Acho que, enquanto membros do kibutz, concretizamos o sonho de ver Keturá ser bem sucedido, ao mesmo tempo em que estamos satisfeitos com nossas vidas pessoais. Se você for capaz de integrar as duas coisas... isso é um kibutz de sucesso. A economia é somente um meio para a felicidade dos membros, não é a meta.
Eu recebo bons salários das empresas em que trabalho como CEO e todo dinheiro vai para o kibutz. No final das contas eu recebo o mesmo que a babá e que o trabalhador da lavanderia. Eu acho que isso é totalmente natural e apropriado. Talvez eu tenha talento para administrar negócios, mas se me puserem num jardim de infância as crianças fugirão de mim. Por que um talento deve valer mais do que outro?
Devarim: Você não se vê morando em outro lugar do mundo?
Hofland: Eu moro no melhor lugar do mundo! No entanto não vivo em estado de euforia, eu sei que há desvantagens no kibutz, em viver na região da Aravá, mas para mim, no cômputo geral, é a forma de vida ideal. Há momentos difíceis, mas não há coisa melhor do que desenvolver-se a nível pessoal, criar os filhos, sentir que se está contribuindo com a comunidade. Acho que a influência de cada membro do kibutz sobre o kibutz e sobre a região – a área sul da Aravá – é muito importante. Esta região representa 13% do total do território do Estado de Israel, e há tão somente duas mil pessoas adultas vivendo neste espaço. De maneira que, enquanto indivíduo, sinto que estou contribuindo, construindo, fazendo. Há poucos lugares no mundo que te permitem sentir isto.
Devarim: Você vê os jovens do kibutz vivendo no kibutz no futuro?
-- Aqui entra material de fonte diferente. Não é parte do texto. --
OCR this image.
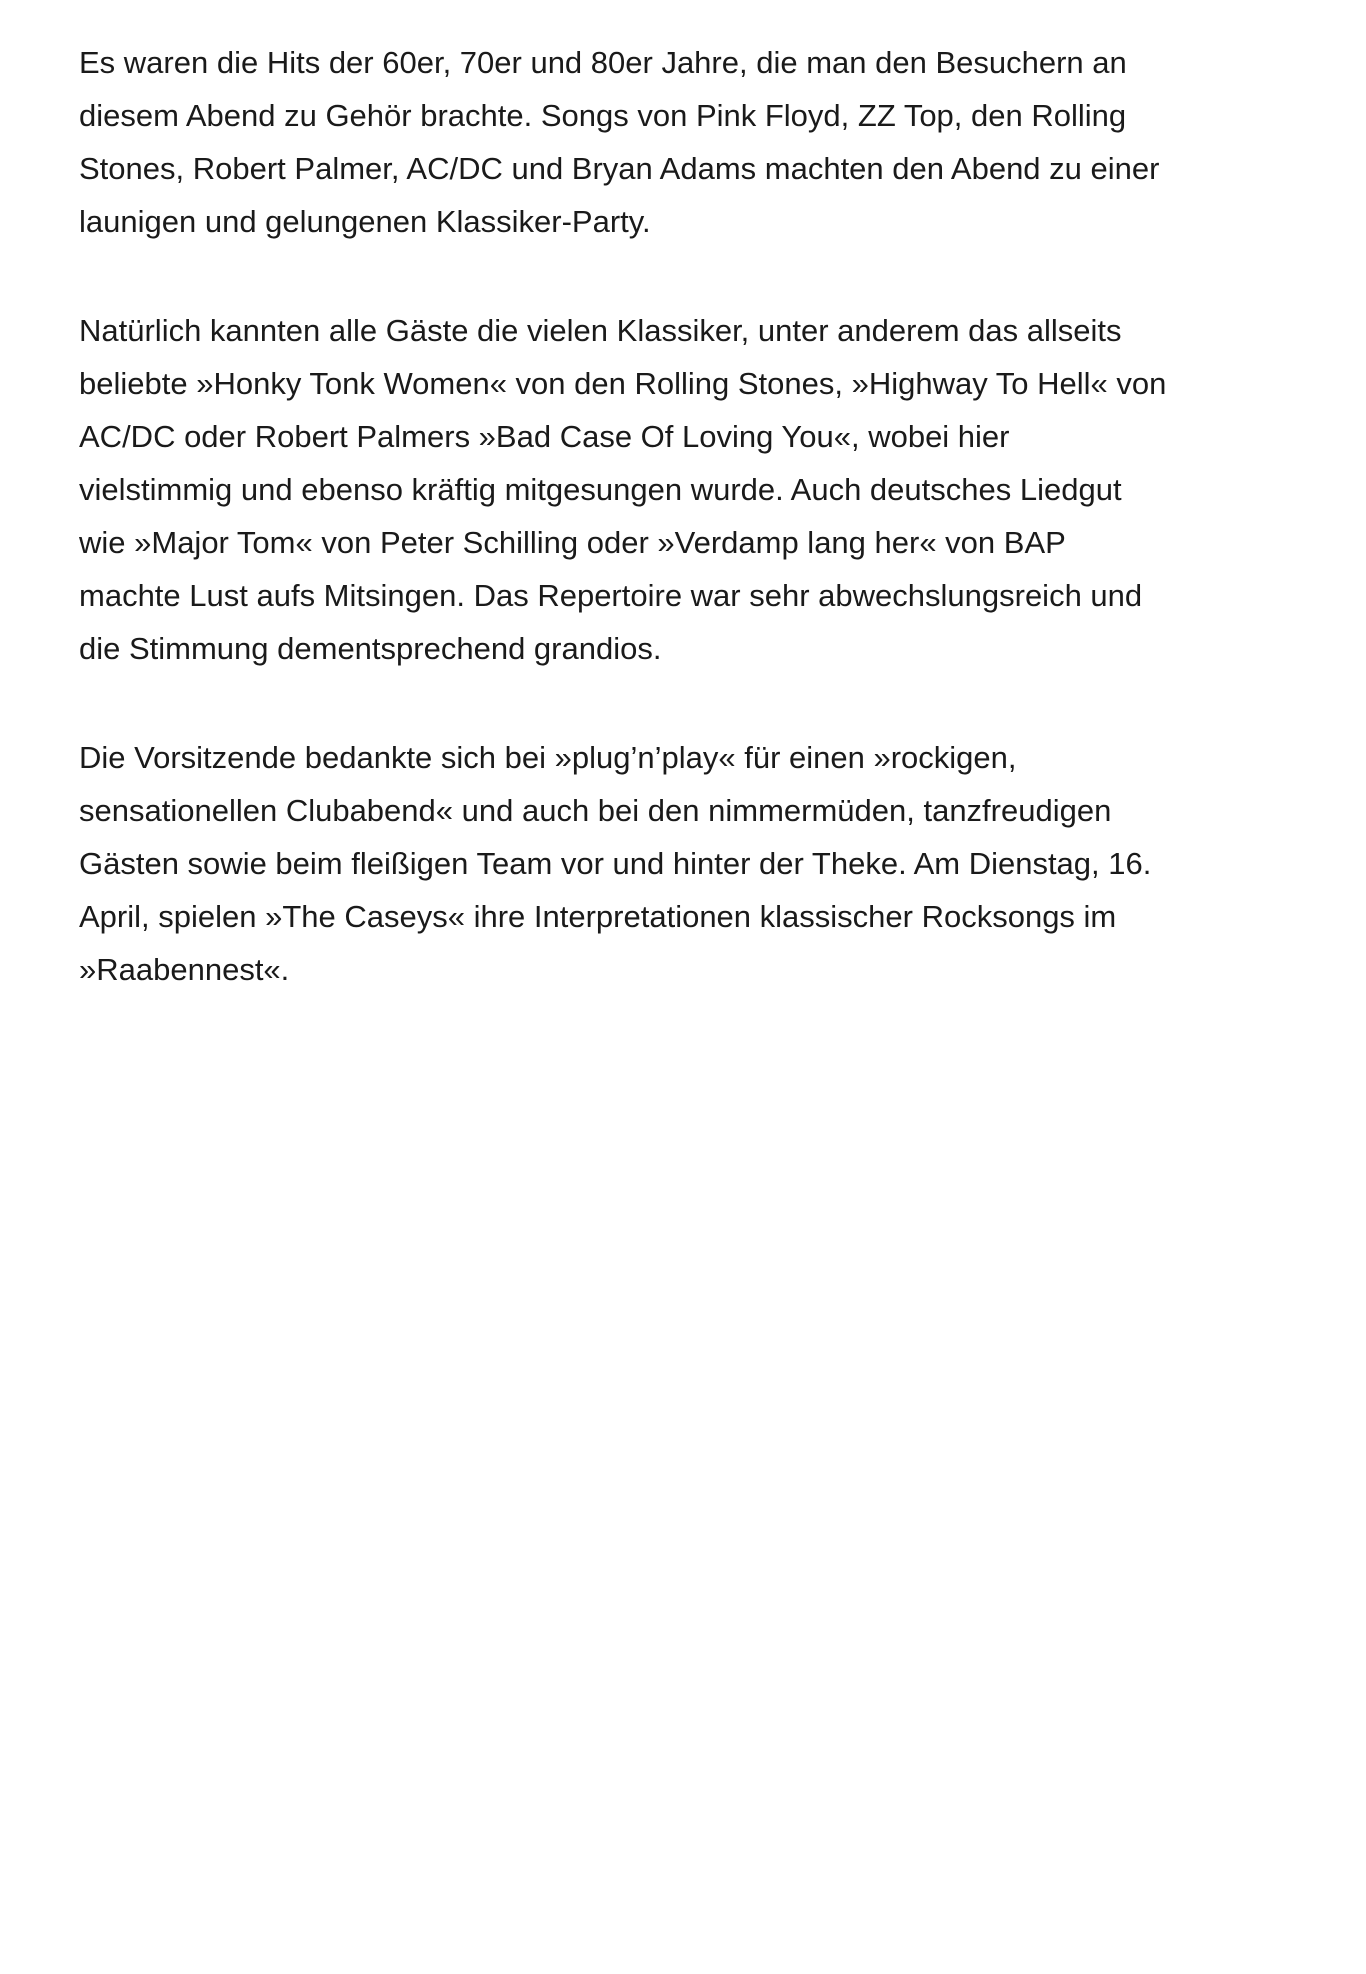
Es waren die Hits der 60er, 70er und 80er Jahre, die man den Besuchern an
diesem Abend zu Gehör brachte. Songs von Pink Floyd, ZZ Top, den Rolling
Stones, Robert Palmer, AC/DC und Bryan Adams machten den Abend zu einer
launigen und gelungenen Klassiker-Party.

Natürlich kannten alle Gäste die vielen Klassiker, unter anderem das allseits
beliebte »Honky Tonk Women« von den Rolling Stones, »Highway To Hell« von
AC/DC oder Robert Palmers »Bad Case Of Loving You«, wobei hier
vielstimmig und ebenso kräftig mitgesungen wurde. Auch deutsches Liedgut
wie »Major Tom« von Peter Schilling oder »Verdamp lang her« von BAP
machte Lust aufs Mitsingen. Das Repertoire war sehr abwechslungsreich und
die Stimmung dementsprechend grandios.

Die Vorsitzende bedankte sich bei »plug’n’play« für einen »rockigen,
sensationellen Clubabend« und auch bei den nimmermüden, tanzfreudigen
Gästen sowie beim fleißigen Team vor und hinter der Theke. Am Dienstag, 16.
April, spielen »The Caseys« ihre Interpretationen klassischer Rocksongs im
»Raabennest«.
Hofland: Ficarei muito contente se isso acontecer, mas não dá para saber. Eles receberam uma boa educação e eles decidirão. Seria decepcionante vê-los abandonar o país, mas entenderia se não optassem pelo kibutz. Isso depende de muitos fatores, do cônjuge, do local de trabalho, etc., mas acho que a maioria gosta do estilo de vida kibutziano. Em Yotvatá, o maior kibutz da região, há muitos jovens que deixaram o kibutz e que, quando chegaram à faixa dos 30 anos, voltaram. Eles experimentam a vida na cidade, mas depois do nascimento do primeiro ou segundo filho eles entendem que no kibutz não é tão ruim assim, apesar das desvantagens.
Devarim: Como você se sente como israelense hoje?
Hofland: Acho que sou um tanto sionista... Costuma-se falar muito sobre periferia no Estado de Israel, dizem que Beer-Sheva por exemplo é periferia. Beer-Sheva na verdade é no centro do país, Beer-Sheva fica a uma hora de Tel Aviv, é muito perto. A verdadeira periferia de Israel é a Aravá. Na Aravá ainda há muito o que fazer, de maneira que realmente sentimos que estamos construindo algo.
Eu realmente penso que daqui há 20 ou 30 anos sentirei que fiz algo, que estabeleci algo. Nós juntos estamos construindo algo que não estaria lá se não fosse a presença dos kibutzim.

Nascido na Holanda, Ed Hofland imigrou para Israel em 1978.
Gabriel Mordoch é mestrando em Línguas e Literaturas Judaicas na Universidade Hebraica de Jerusalém.